Bouillabaisse
Thursday September 20th, 2007 11:57AM- 2 pounds of mixed fish: cod or halibut, bass, mackerel, smelts, porgy or flounder, eel, red snapper, whiting, perch…. Have the fish cut in 1½ inch serving pieces, bones and all.
- 1 small cooked lobster, cut in serving pieces (shell & all)
- 1 dozen clams, well-scrubbed in their shells
- ¼ cup olive oil
- 3 sliced onions
- 3 crushed garlic cloves
- 2 sliced celery stalks (including the leaves )
- 2 chopped scallions or 1 peeled chopped leek
- 2 crumbled bay leaves
- 4 peeled chopped very ripe tomatoes
- 4 cups bouillon
- 1 tsp salt
- ½ tsp pepper
- ½ tsp nutmeg
- ½ tsp saffron, steeped in 1 T hot water
- ½ tsp grated orange peel
- 2 cups white wine
- 2 tsp chopped parsley
OPTIONAL—if you live near the seashore:
- 2 small boiled crabs
- Mussels, in place of clams
- 2 dozen cleaned, deveined raw shrimp
Place vegetables and seasonings in a large pot—choose one with a tight cover!
Distribute the firm-fleshed fish (cod, halibut, eel, turbot, snapper, mackerel, sea bass) atop the vegetables, add olive oil, wine, and a cup of hot water.
Bring to the boil, and boil VIOLENTLY for 5 minutes.

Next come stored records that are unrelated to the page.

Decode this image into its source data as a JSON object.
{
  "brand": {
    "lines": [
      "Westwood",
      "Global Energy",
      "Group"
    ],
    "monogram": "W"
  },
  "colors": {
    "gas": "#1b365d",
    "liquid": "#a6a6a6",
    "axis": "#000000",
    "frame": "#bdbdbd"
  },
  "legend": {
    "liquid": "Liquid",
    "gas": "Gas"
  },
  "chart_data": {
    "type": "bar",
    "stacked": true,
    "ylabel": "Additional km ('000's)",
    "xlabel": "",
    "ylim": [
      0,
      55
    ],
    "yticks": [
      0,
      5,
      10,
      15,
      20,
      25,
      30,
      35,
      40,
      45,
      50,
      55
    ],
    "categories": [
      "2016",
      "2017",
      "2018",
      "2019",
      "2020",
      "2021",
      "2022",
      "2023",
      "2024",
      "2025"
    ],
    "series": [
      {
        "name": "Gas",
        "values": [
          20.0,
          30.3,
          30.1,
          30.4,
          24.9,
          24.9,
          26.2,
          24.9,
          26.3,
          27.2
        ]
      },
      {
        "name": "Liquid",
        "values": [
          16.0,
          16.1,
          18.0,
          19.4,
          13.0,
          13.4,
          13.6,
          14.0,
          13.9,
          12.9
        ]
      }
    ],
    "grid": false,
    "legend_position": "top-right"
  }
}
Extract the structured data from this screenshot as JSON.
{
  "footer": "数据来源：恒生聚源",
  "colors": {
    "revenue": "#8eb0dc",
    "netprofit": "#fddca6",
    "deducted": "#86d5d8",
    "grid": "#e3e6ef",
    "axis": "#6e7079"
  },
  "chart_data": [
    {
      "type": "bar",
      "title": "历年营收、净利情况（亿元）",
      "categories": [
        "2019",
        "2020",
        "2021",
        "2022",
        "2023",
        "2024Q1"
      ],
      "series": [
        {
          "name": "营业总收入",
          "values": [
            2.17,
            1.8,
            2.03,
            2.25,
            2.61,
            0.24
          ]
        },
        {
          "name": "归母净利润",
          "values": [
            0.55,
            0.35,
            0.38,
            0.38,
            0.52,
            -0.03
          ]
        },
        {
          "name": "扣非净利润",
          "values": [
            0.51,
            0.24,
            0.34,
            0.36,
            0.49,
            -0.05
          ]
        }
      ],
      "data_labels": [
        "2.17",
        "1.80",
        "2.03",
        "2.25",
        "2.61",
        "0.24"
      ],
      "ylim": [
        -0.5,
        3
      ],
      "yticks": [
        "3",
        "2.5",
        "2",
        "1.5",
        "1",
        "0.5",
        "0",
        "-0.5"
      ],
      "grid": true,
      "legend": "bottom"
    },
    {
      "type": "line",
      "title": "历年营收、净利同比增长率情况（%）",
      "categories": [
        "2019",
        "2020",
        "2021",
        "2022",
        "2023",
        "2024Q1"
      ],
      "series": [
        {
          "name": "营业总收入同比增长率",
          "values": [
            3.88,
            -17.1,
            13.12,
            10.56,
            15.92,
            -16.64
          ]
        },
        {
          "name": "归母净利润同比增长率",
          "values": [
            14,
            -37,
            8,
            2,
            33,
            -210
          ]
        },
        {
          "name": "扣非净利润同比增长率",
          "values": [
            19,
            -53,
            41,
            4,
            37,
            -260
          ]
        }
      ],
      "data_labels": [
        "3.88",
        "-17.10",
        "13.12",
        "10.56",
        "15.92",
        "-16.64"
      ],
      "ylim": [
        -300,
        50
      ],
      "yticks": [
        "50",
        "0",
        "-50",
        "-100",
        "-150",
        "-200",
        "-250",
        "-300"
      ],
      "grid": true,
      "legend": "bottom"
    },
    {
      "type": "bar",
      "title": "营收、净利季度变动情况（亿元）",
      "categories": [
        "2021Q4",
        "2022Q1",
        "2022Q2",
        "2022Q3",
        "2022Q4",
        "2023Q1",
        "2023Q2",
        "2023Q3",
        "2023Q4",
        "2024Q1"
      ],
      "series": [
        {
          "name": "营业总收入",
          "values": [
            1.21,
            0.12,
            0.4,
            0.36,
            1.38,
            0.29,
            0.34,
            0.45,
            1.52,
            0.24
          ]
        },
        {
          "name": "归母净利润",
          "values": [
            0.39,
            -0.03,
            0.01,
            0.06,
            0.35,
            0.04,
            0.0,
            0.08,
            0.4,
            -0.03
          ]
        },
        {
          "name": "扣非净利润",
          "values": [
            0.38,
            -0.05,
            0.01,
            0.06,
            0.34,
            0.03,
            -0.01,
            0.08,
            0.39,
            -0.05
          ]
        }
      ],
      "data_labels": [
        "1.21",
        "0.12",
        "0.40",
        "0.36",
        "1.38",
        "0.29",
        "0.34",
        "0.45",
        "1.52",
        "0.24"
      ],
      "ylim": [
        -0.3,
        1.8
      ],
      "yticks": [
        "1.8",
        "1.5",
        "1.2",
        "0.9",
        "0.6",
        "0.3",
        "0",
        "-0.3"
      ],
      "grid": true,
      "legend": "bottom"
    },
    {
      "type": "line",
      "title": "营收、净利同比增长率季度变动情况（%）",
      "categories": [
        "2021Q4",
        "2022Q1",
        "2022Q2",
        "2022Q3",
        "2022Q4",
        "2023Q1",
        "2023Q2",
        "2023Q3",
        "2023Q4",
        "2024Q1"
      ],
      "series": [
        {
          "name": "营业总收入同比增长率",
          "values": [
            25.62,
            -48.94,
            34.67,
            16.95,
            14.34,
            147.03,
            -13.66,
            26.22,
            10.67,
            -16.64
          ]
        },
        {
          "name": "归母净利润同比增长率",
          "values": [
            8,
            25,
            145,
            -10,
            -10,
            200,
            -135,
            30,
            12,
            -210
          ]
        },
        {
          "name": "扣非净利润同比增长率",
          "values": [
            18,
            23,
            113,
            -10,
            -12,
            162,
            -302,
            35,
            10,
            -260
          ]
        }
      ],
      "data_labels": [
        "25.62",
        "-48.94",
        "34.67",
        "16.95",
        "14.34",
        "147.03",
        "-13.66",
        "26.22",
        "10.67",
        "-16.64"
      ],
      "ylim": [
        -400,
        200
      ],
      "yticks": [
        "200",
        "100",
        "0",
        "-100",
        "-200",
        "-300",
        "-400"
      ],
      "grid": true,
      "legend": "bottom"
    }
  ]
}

Add the soft-fleshed fish (smelts, whiting, porgy, perch, etc.) and boil violently for exactly 3 minutes.
Add the cooked cut lobster and scrubbed clams (as well as crabs, mussels and shrimps, if you are using them) and again boil fiercely for 8 minutes. Remove at once from the fire.
To serve Bouillabaisse, use the large old-fashioned soup dishes if you are lucky enough to have them. Garlic or Parmesan toasted stale bread—plus a substantial green salad— go with Bouillabaisse. Put a piece of stale bread in the bottom of the soup plate, apportion the various kinds of fish and shellfish on top, and add enough of the liquid to float the fish. Serve plenty of extra bread for sopping up the juice.